MPs Just Told Boris Johnson His Response To Trump's Immigration Ban Was "Shameful"

    The foreign secretary also refused to say if Theresa May knew about the ban on refugees before Trump announced it.

    Boris Johnson has been criticised by MPs for a "shameful" response to Donald Trump's executive order banning citizens from seven Muslim-majority countries from entering the US for 90 days.

    In a statement given to the House of Commons, the foreign secretary said: "We have received assurances from the US embassy that this executive order will make no difference to any British passport-holder irrespective of their country of birth or whether they hold another passport." He added: "This is not UK policy, it is not our policy, nor is it a measure that this government would consider."

    This was not enough for many cross-party MPs, who called on him to attack the policy with stronger words.

    Johnson provoked further ire after he refused to confirm or deny whether or not Theresa May knew Trump was planning to ban refugees in advance of his announcement.

    The claims were made in a blog by the Channel 4 News journalist Gary Gibbon, who reported that the prime minister knew refugees were to be banned in advance. They were put to Johnson by Labour MP Jess Phillips.
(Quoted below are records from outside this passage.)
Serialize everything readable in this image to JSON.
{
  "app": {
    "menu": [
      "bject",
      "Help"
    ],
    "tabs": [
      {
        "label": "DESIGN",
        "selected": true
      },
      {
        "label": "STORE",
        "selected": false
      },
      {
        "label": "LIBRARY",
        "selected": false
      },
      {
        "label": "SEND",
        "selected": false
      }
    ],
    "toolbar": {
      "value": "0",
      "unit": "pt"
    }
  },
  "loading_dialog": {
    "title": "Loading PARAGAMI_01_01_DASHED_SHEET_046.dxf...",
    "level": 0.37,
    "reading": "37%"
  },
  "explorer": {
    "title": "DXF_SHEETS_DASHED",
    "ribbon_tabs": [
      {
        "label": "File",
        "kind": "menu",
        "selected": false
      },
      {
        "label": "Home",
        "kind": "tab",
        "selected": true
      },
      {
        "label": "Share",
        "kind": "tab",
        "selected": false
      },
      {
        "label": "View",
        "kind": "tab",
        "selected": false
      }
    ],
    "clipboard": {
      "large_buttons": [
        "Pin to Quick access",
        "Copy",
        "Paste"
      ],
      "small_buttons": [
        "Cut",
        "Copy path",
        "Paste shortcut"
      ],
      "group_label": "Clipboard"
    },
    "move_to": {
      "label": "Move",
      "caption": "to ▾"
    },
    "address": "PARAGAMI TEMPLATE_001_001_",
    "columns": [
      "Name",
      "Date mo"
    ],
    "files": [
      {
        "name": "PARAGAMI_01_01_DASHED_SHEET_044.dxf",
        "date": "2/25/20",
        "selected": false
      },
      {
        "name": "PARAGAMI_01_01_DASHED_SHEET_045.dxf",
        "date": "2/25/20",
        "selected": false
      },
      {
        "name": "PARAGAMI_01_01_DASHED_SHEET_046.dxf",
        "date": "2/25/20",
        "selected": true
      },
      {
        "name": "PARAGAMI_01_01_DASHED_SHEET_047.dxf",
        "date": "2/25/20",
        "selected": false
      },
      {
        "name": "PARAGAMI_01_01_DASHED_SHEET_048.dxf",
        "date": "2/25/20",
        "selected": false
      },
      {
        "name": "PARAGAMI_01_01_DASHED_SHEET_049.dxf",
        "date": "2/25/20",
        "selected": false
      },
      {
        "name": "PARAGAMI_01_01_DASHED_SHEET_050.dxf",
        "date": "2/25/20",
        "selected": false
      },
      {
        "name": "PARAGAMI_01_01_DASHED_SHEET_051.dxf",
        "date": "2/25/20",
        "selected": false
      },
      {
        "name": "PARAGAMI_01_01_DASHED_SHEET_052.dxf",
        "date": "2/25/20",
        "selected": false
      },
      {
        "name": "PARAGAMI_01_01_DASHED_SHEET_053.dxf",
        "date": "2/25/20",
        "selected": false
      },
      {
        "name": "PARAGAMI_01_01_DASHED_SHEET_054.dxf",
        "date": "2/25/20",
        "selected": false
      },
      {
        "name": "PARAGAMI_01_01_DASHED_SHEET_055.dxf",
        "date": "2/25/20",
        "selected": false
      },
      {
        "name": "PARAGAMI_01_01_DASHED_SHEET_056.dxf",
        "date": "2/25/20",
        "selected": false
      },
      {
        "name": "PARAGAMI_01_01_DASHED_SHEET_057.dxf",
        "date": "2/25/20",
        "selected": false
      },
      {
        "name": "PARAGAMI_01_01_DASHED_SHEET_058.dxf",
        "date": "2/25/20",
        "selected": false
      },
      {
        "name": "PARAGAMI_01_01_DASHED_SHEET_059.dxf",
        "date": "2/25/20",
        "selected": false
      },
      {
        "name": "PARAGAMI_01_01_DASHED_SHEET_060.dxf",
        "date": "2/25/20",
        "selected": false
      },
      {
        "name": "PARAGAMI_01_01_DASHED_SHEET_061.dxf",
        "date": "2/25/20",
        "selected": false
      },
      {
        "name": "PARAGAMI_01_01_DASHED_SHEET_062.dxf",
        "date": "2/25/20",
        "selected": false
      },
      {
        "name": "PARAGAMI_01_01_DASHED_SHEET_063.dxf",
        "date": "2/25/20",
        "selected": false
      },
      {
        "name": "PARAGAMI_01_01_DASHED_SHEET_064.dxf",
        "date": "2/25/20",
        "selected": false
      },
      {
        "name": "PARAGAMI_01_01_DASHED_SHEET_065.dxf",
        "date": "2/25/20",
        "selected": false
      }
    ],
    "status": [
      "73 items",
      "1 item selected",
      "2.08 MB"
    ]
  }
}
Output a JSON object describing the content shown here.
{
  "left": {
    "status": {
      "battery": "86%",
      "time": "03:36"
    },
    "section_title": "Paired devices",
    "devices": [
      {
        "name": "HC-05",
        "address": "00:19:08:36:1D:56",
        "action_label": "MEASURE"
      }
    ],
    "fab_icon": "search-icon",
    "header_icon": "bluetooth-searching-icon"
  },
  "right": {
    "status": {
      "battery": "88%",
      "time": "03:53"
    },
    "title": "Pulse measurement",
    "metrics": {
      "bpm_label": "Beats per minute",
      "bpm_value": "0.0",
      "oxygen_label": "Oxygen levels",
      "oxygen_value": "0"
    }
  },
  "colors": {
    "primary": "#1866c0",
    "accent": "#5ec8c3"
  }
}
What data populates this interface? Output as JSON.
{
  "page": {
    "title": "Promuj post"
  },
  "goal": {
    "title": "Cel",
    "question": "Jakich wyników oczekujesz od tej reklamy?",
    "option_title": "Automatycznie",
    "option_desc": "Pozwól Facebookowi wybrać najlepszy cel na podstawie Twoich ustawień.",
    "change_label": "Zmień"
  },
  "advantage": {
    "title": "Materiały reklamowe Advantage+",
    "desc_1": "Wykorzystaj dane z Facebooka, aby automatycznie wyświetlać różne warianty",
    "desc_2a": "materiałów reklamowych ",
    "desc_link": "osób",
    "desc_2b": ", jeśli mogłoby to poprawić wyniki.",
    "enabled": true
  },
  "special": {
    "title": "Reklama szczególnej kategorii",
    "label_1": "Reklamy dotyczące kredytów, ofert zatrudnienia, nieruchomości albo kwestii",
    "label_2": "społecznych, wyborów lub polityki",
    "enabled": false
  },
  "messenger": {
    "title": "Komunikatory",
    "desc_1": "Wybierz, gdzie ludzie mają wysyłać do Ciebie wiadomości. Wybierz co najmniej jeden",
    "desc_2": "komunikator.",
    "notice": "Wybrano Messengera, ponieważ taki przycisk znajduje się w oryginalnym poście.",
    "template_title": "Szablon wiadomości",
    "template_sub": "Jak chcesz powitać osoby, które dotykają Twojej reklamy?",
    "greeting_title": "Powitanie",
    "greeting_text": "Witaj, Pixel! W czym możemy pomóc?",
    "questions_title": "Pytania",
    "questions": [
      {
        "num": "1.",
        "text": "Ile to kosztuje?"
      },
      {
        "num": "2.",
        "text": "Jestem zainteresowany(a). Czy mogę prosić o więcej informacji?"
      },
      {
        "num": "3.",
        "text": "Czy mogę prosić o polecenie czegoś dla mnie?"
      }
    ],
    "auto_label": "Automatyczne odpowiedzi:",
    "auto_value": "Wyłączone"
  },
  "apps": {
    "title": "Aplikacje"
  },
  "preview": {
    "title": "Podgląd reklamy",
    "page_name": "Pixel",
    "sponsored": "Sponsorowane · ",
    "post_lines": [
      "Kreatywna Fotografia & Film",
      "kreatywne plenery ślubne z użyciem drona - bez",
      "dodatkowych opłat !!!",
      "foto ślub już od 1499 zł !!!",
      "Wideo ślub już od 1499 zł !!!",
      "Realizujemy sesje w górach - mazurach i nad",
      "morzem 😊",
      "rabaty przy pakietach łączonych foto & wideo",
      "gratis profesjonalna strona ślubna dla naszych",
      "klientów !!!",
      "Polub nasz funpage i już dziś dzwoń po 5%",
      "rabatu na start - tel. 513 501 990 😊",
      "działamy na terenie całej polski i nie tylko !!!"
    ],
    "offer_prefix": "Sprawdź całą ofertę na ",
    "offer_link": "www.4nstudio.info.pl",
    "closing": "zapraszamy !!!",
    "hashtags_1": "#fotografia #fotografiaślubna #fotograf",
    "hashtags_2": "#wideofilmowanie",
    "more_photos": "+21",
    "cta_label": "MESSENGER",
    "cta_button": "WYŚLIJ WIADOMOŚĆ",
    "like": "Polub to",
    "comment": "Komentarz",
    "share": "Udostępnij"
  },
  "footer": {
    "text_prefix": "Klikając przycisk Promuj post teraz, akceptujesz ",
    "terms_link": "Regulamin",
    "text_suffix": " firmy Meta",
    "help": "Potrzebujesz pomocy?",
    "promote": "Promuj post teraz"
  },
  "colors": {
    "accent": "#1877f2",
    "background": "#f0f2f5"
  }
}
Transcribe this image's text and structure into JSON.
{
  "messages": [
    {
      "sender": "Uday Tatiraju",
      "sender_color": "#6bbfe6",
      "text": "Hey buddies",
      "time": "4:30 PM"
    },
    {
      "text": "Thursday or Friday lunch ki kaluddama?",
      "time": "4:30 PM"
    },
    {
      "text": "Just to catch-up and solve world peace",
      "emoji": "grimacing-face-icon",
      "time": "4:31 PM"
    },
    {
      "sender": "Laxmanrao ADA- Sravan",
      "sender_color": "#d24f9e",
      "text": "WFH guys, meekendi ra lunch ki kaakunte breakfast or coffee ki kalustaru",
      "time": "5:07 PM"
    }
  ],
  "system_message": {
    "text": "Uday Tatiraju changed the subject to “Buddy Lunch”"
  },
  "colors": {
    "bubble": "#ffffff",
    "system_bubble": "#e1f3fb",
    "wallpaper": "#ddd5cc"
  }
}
He refused to confirm or deny them, saying he wouldn't comment on controversial discussions.

    "This is not just about the impact on UK citizens," Labour MP Yvette Cooper said. "One of our closest allies has chosen to ban refugees and target Muslims, and all he can say is that 'well, it wouldn’t be our policy'. That is not good enough."

    She added: "This order was signed on Holocaust Memorial Day. For the sake of history, for heaven’s sake, have the guts to speak out."

    Fellow Labour MP Mike Gapes called May "Theresa the appeaser", in reference to a hashtag that had been trending on social media the previous day. Johnson told the house it was wrong to make comparisons with "the elected leader of a great democracy and 1930s tyrants".

    Others used Twitter to vent their frustration and called on the government to take action and cancel Trump's state visit to the UK.

    It's shameful. Just shameful. Every hour we don't say it's wrong & won't indulge state visit until stops we indulge… https://t.co/NwViZk3eUW

    Over 1.3 million people have signed a petition calling for the American president's trip to be cancelled.

    A source in Number 10, however, told the BBC that cancelling the visit, which was arranged during Theresa May's meeting with Trump in the US, would be a "populist gesture".

    There then followed hours of confusion over how the visit was planned. Asked about the visit, a Number 10 spokesperson told journalists the event had first been proposed by the committee for state visits, and was then put to Buckingham Palace.

    There are, however, no traces of a state visits committee online, and the Foreign Office, which was allegedly in charge of it, could not provide any details on the body.

    A few hours later, Number 10 issued a statement saying the prime minister herself had "extended an invitation on behalf of the Queen" and had been "very happy to do so". A Foreign Office source then explained that there was a royal visits committee, but did not expand on the committee's role.

    The petition was started after Trump signed an executive order on Friday putting an end to the country's Syrian refugees programme and banning people from Syria, Iraq, Yemen, Iran, Libya, Somalia, and Sudan from entering the US for 90 days. Refugees from countries other than Syria are also not allowed to enter the country for 120 days.

    Johnson confirmed later on Monday that any citizen holding a UK passport would not be affected by the ban.

    Speaking on the Today programme on Monday morning, Baroness Warsi called the order a "Muslim ban".

    "We need to call it what it is, and it is a Muslim ban. Every sign is that it is a Muslim ban, based upon the words of Mr Trump himself, when he called it such in his campaign," the Conservative peer said. "It’s important that we refer to it as what it is."

    Writing in the Evening Standard, London mayor Sadiq Khan called the measure "discriminatory and counter-productive", and called on Theresa May to rescind the offer of Trump's state visit "until this ban is lifted".

    "We in Britain have an obligation and a responsibility to make crystal clear to President Trump that this ban is a mistake – and to urge him to put it right", Khan concluded.

    Iraqi-born Tory MP Nadhim Zahawi and former Labour leader Ed Miliband have called for an emergency debate in the Commons on the ban, and SNP MP Tasmina Sheik has tabled an early-day motion urging the government to fight it.

    Other MPs have taken to Twitter to encourage their constituents to sign the petition and show their opposition to Trump's state visit.

    We should not be honouring President Trump with a State visit and he certainly should not be invited to address both Houses of Parliament.

    A number of MPs, including Green party co-leader Caroline Lucas and SNP MP Mhairi Black, will also be joining a rally against the ban in front of Downing Street this evening.